Franz Christian Boll (17 October 1805 in Neubrandenburg – 20 March 1875) was a Lutheran theologian and historian. He was the father of physiologist Franz Christian Boll (1849–1879), and the brother of naturalist Ernst Boll (1817–1868), with whom he collaborated throughout his career.

He studied theology in Halle, Berlin and Rostock, and in 1835 returned to Neubrandenburg as a pastor and school teacher. In 1866 he became "Praepositus" of the Neubrandenburg Synod.

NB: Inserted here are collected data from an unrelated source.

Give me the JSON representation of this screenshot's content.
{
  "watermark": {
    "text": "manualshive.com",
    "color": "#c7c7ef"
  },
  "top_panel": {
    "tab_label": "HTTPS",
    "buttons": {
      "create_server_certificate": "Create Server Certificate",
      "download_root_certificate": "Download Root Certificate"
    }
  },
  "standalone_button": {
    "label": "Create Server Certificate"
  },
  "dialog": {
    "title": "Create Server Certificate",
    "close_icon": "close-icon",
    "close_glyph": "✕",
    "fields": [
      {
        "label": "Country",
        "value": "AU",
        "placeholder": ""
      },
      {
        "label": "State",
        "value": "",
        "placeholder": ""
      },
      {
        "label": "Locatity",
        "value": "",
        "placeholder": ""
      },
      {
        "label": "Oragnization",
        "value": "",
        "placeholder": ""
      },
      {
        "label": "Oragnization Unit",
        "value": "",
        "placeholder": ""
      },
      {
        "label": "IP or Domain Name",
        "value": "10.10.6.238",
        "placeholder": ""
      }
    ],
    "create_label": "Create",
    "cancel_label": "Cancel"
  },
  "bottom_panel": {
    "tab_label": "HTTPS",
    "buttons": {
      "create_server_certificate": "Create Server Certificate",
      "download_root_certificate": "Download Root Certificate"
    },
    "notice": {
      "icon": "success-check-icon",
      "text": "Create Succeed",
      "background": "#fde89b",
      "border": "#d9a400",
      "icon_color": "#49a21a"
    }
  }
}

As a historian, Boll dealt largely with the history of the Mecklenburg region in Germany. This work involved investigations of documented information contained in various towns and churches, including intensive study on the history of Neubrandenburg and the Broda monastery. His two-volume work, Geschichte der Lande Stargard bis 1470, was an historical account of Mecklenburg-Stargard prior to the year 1470. Boll also performed archaeological research in the Mecklenburg region, and with his brother, he collaborated on Die Geschichte Mecklenburgs, mit besonderer Berücksichtigung der Culturgeschichte, a two-volume treatise involving the history of Mecklenburg, with particular attention given to its cultural history.

Boll was an active member of the Neubrandenburger Reformbewegung, a confederation that was part of the reform movement of 1848. As his career progressed, he became good friends with novelist Fritz Reuter (1810–1874).

== Publications ==
- Geschichte des Landes Stargard bis 1470, two volumes. 1846
- Die Geschichte Mecklenburgs, mit besonderer Berücksichtigung der Culturgeschichte. 1855–1856, two volumes (primary author Ernst Boll).
- Chronik der Vorderstadt Neubrandenburg. 1875
- "Freut euch, ihr Mecklenburger!" – Mecklenburg im Jahre 1848. surviving manuscript, first released in 1998.